Turkey’s Erdoğan says U.S. Armenian genocide recognition an insult
(Updates with Erdoğan’s comments on Washington visit in 11th and 12th paragraphs.)
Turkish President Recep Tayyip Erdoğan on Wednesday condemned the U.S. House of Representatives’ recognition of the mass killing of Armenians by the Ottoman Empire a century ago as genocide, calling it an insult to his nation.
The House vote on Tuesday coincided with the anniversary of the 1923 foundation of the Republic of Turkey on the ashes of the Ottoman Empire and comes amid anger in Congress over the Turkish offensive in northeast Syria that President Donald Trump facilitated by withdrawing U.S. troops from the area and ending support for Syrian Kurdish forces that fought Islamic State.
Erdoğan said a group of U.S. politicians who had been working for 20 years to push for the recognition of the genocide had exploited the negative mood against Turkey.
“This step taken has no value. And we do not recognise it,” said the Turkish president. “We see such an accusation as the greatest insult made to our nation.”
Erdoğan said the Turkish parliament was working on a statement against the U.S. House of Representatives.
“A country whose history is filled with stains of genocide, slavery and exploitation has no right to say something or to lecture Turkey,” Erdoğan said.
The House of Representatives also passed a bill on Tuesday calling for sanctions on Turkey over its military operation in Syria, which will now go to the Senate for approval.

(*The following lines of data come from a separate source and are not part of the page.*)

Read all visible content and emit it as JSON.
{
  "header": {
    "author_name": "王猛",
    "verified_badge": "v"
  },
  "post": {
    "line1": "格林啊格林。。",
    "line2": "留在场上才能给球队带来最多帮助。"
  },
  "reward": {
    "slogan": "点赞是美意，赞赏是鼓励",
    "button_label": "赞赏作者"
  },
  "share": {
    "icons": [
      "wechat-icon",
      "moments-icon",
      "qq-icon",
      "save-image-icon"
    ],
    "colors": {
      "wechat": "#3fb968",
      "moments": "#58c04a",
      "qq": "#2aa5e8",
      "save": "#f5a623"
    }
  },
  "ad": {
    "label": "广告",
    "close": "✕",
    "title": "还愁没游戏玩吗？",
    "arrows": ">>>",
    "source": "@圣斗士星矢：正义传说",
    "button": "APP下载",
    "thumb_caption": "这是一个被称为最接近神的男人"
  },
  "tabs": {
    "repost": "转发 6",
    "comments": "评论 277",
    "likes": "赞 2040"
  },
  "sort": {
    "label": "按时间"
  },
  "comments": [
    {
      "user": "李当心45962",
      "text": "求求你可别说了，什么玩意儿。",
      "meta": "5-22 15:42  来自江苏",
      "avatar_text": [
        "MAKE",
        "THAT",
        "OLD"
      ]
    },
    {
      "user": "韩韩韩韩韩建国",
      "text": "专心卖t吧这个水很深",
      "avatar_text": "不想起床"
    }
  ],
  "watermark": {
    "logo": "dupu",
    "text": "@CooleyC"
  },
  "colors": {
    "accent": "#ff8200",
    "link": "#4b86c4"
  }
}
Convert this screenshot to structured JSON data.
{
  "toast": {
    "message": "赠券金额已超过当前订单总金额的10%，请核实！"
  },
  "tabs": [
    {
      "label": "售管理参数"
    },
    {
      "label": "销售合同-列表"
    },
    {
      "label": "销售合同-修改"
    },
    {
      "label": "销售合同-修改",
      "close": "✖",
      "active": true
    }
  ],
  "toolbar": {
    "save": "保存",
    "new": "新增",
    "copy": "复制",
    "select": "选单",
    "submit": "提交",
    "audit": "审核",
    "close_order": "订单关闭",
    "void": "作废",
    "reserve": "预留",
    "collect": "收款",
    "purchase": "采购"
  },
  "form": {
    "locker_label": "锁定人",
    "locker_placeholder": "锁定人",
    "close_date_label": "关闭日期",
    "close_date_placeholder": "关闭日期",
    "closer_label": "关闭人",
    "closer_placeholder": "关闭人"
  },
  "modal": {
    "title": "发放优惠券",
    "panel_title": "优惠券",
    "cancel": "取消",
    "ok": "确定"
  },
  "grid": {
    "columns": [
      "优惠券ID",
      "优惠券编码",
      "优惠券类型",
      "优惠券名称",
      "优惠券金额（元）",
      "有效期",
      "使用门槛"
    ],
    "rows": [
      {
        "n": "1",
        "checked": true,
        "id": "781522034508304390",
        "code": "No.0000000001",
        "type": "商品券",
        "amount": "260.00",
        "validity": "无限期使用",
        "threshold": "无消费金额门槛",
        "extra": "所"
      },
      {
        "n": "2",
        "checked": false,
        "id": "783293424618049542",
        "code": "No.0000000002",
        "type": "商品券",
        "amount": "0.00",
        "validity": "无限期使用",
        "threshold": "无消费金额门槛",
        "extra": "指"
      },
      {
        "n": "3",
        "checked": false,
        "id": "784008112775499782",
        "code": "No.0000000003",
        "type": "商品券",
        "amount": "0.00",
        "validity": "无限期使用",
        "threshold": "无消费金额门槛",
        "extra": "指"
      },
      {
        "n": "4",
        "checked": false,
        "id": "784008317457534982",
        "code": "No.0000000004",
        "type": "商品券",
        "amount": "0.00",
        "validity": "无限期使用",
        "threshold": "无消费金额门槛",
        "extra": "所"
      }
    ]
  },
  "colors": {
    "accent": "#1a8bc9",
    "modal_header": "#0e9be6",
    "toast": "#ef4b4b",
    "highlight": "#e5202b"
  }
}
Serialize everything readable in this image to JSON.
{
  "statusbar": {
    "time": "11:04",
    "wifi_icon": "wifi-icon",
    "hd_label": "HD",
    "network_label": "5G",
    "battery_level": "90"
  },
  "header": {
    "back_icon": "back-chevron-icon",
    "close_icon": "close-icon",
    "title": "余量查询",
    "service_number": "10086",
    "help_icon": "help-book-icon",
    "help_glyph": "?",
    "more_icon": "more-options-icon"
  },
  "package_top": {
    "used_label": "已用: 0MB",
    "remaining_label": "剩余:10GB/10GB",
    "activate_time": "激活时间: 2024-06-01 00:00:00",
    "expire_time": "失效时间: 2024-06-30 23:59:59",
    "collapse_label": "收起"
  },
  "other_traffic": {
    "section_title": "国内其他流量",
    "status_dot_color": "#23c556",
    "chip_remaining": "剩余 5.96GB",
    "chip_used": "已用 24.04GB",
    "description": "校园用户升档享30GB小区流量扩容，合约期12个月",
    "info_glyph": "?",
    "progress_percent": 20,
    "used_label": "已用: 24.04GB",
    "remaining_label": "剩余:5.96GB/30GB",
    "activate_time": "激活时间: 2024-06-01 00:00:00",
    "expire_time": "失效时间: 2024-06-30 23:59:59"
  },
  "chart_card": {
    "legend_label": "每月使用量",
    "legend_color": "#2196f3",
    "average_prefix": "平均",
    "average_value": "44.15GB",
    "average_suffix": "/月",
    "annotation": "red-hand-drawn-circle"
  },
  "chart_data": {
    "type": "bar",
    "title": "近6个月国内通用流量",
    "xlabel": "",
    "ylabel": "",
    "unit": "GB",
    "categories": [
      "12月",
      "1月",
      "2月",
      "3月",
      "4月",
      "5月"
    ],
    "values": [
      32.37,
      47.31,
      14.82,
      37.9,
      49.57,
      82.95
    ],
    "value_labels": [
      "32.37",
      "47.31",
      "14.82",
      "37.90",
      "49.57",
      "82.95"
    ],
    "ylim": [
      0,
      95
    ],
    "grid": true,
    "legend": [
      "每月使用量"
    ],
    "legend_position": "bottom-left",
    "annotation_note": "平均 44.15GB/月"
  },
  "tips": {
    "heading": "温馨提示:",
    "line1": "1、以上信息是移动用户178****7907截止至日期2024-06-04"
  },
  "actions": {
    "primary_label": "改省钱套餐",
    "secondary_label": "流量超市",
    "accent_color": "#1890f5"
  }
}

“We strongly reject it,” Erdoğan said, adding that the bill targeted himself, his family and ministers.
Erdoğan said the bill was based on accusations made by the Gülen movement, a secretive Islamist group formerly allied to the ruling party that Turkish leaders accuse of orchestrating a coup attempt in 2016. The president said the United States had failed to review Turkey’s request to extradite the movement’s U.S.-based leader, Fethullah Gülen.
“Either you will hand him over to us, or from now on you should not expect us to extradite a criminal in relation to the agreement for bilateral extradition of criminals,” he said.
Erdoğan also indicated that the bill could have an impact on his plans to visit Washington on Nov. 13.
“I have not decided yet, there are still question marks,” he said when reporters asked whether he would cancel his visit to the United States.